Role Models is very funny, and even has a socially redeeming message, if you squint at it very hard. All of the actors in it are good at what they do, and that "McLovin" kid (Christopher Mintz-Plasse, he added, after looking it up) in particular could have a great career ahead of him if he can avoid being typecast as his generation's young Anthony Edwards. (On the other hand, that's not a bad career to emulate; the man keeps working.)
Paul Rudd and Seann William Scott -- the men with two many double consonants in their names -- work for an energy drink company, doing school visits to get teenagers to buy their company's vile swill. One day, Rudd's high-powered lawyer girlfriend (Elizabeth Banks) dumps him, and disaster follows on the job. The two miscreants are thus sentenced to a massive number of community service hours, which much be served at the (unseen) judge's favorite charity, a thinly veiled version of Big Brothers.

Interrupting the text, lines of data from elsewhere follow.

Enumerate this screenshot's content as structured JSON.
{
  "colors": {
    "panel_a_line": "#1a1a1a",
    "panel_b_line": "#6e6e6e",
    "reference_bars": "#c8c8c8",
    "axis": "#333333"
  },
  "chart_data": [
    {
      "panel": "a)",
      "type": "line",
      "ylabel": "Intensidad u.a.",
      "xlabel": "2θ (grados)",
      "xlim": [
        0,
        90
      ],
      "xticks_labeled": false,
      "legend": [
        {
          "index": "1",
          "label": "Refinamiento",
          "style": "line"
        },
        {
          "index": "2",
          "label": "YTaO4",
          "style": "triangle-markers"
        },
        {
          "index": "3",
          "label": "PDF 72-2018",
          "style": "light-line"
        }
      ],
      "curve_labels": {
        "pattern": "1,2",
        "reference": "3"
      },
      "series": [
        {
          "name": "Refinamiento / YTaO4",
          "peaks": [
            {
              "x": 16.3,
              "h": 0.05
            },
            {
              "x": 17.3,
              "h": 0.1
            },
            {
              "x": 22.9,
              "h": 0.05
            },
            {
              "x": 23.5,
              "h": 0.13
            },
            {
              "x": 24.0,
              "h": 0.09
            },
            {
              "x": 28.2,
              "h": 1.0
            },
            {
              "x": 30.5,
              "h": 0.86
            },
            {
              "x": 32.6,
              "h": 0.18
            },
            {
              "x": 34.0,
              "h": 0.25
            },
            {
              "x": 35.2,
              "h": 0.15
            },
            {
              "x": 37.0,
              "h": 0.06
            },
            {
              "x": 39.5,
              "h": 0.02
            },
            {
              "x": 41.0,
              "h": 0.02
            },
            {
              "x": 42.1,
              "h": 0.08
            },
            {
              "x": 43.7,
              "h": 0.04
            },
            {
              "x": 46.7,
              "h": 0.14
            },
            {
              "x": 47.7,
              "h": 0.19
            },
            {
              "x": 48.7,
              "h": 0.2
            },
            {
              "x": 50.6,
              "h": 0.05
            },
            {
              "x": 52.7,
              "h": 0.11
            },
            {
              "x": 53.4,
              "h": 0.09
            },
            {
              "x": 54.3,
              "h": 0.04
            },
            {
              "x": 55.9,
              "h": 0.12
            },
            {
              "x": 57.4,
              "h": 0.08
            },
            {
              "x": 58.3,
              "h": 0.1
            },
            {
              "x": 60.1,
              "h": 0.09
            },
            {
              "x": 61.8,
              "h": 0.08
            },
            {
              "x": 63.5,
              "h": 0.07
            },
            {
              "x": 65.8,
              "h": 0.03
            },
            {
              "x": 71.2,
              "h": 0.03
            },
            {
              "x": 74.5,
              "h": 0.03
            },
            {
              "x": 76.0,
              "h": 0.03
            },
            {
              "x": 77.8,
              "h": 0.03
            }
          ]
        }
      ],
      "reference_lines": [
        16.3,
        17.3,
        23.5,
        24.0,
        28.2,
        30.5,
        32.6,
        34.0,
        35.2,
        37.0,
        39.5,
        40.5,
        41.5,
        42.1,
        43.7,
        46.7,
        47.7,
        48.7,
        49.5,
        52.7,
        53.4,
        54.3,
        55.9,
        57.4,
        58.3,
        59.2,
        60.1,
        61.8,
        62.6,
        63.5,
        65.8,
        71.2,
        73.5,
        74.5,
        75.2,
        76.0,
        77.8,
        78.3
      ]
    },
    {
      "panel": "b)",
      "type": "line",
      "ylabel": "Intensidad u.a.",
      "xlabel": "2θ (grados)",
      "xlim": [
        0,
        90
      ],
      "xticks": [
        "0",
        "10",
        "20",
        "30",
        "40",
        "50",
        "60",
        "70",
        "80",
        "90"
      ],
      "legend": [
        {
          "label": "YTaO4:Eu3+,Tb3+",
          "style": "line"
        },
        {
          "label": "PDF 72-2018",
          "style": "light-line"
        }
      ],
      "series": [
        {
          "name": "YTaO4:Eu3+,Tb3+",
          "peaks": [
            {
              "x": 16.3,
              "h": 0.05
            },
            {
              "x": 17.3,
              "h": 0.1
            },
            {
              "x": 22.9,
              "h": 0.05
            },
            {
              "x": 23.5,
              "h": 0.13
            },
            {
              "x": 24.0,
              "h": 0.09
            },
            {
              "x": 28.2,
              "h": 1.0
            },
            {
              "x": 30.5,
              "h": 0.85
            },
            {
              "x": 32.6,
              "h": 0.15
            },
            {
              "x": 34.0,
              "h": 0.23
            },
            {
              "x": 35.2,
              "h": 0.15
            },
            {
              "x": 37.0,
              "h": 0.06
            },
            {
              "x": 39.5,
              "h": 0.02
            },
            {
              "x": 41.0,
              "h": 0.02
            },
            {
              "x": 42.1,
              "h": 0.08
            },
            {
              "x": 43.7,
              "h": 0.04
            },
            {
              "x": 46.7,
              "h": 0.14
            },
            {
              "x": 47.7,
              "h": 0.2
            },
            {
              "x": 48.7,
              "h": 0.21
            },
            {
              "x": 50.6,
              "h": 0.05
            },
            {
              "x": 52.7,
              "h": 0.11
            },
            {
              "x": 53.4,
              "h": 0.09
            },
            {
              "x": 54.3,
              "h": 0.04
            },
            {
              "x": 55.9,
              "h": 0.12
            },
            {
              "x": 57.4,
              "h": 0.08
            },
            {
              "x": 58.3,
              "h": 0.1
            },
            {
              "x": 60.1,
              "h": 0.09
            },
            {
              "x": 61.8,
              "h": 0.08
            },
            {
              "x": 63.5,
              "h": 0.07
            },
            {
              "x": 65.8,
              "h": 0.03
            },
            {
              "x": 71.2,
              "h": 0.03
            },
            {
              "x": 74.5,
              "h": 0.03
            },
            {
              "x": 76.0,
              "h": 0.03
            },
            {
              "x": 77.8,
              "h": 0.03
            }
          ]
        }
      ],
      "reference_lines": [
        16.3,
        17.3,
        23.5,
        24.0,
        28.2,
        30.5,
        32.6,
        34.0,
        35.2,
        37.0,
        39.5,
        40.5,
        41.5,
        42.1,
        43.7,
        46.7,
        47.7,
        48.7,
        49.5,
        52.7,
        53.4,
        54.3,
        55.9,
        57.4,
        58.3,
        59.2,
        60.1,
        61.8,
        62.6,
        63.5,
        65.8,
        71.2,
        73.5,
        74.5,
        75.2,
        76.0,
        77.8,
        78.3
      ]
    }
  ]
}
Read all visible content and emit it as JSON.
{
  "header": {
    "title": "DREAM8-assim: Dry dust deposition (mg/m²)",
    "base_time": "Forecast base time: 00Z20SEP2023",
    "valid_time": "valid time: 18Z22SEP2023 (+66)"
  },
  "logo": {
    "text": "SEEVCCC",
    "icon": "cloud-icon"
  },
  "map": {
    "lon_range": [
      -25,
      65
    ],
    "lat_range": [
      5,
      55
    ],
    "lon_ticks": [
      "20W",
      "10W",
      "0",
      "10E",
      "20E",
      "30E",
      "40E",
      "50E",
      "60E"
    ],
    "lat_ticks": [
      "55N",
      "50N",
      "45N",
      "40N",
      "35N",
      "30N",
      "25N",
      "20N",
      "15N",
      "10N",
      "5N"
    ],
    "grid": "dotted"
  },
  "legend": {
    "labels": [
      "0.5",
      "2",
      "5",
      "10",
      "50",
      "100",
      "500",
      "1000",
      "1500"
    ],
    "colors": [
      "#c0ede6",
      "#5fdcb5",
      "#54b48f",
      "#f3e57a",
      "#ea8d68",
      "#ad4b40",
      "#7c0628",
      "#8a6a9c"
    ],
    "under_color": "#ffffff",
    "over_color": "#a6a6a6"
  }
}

Scott's "little" is a black kid with a foul mouth; Rudd's is a LARP-obsessed pasty bespectacled teenage white boy. (No stereotyping there, no sir!) And the plot chugs along the expected path for about another eighty minutes, until everyone learns to respect and like each other and our heroes are all triumphant. But, since I did find Role Models to be very funny, I didn't mind at all. Humor is famously subjective, but I found Role Models to be consistently hilarious (as did The Wife), and so I'm moderately confident that people not too different from us will also enjoy it.